Well, I may have mentioned before but tomorrow I have a job interview! I am really excited as I have been out of work way to long now… More exciting then possibly having a steady income again, being able to support myself, and officially start my life over from scratch is the fact that if I do get this job I will finally have a sense of actual responsibility in this world again. Sure, it’s nothing serious, a retail job is a retail job, but when it comes to living with something like MS that can take your ability to work away, that daily routine job suddenly seems like a huge source of a sense of accomplishment along with some self-worth that may not have been noticed before the onset of MS in such a “grunt” job as some would call it. Will returning to work after over a year of disability preceded by another of unemployment be difficult? You bet. DO I look forward to it? No doubtingly.
Though I can’t lie… I am very nervous of working with my symptoms… I am in no better shape now than I was during certain points of my “disability benefit days”… My hands are still weak, my fine motor skills are still pretty shot, my vision still comes and goes, I still fight fatigue, and my balance is still not the greatest… Only difference is not I don’t care. Now I just want to work. I am so sick of collecting welfare and hoping that a check will possibly come in the mail. I want to work. I want to work. I want to work. I want to earn my own money and earn my own life. I don’t want to live stuck in the house, I am too young for that, I just can’t do it without going insane!

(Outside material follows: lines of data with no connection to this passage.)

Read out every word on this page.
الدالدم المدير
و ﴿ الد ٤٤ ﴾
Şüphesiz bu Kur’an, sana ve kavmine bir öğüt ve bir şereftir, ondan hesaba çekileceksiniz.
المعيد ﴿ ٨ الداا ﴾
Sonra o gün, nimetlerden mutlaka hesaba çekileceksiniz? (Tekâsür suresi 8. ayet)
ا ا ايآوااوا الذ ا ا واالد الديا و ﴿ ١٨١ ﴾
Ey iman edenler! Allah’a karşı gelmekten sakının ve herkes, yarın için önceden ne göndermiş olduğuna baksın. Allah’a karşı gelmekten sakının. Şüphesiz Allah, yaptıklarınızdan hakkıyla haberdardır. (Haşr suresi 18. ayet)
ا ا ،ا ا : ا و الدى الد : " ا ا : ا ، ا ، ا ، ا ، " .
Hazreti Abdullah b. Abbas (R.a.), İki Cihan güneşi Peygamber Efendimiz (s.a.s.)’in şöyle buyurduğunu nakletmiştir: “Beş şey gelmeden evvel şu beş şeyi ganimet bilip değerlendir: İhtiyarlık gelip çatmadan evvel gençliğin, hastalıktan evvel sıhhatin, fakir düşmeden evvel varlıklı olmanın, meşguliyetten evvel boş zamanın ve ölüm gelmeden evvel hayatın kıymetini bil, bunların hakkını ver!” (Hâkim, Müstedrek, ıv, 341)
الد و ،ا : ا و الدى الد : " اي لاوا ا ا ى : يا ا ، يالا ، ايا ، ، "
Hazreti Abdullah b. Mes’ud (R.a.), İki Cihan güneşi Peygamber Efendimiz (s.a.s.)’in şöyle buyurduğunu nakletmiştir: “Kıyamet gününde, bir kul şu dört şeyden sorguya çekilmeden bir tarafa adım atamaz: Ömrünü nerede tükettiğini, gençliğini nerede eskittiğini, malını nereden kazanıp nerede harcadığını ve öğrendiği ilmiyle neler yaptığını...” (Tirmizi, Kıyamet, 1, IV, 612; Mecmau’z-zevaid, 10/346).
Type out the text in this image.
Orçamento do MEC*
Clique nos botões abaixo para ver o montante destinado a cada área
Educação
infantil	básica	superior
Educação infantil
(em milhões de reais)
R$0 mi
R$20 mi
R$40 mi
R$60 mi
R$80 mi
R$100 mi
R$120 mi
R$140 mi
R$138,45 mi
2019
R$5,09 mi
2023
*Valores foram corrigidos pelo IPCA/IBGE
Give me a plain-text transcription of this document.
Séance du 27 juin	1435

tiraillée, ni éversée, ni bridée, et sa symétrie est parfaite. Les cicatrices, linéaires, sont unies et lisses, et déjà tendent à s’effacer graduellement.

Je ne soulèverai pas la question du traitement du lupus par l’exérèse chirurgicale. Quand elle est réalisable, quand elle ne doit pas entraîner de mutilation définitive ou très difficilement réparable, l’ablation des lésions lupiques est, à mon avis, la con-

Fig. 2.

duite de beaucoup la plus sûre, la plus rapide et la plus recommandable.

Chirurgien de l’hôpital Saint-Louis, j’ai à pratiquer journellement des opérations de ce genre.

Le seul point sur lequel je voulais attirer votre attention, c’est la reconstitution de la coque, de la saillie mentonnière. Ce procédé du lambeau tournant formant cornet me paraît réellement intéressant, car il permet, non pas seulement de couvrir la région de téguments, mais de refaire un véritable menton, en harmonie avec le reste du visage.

Maybe working will help my healing process, maybe moving around, working my brain a bit, being social, and seeing that check at the end of the week will be enough to help keep my spirits up and health in check. Who knows? What I do know that if I can keep this possible job I’ll be saving the bulk of what I make but for a new car and possible future relapses but I will still definitely have some money put aside for myself and my relaxing trips up to Forest Falls because that is definitely a source of healing for me! Regardless I think it will just feel good to pick my bills back up and not have to make my parents cover me anymore… Hopefully Ill make enough sooner or later to start “returning the favor” or in other words, pick up some of the slack around here.
I am of course getting a bit ahead of myself, this could just be a seasonal gig that might come and go but since I know maybe 3 or 4 people who work at Sears I am hoping that if I do really well and get good with the managers that I will be able to keep the job or transfer to another store. Fingers crossed! Just wish me luck everyone! Ill post again soon!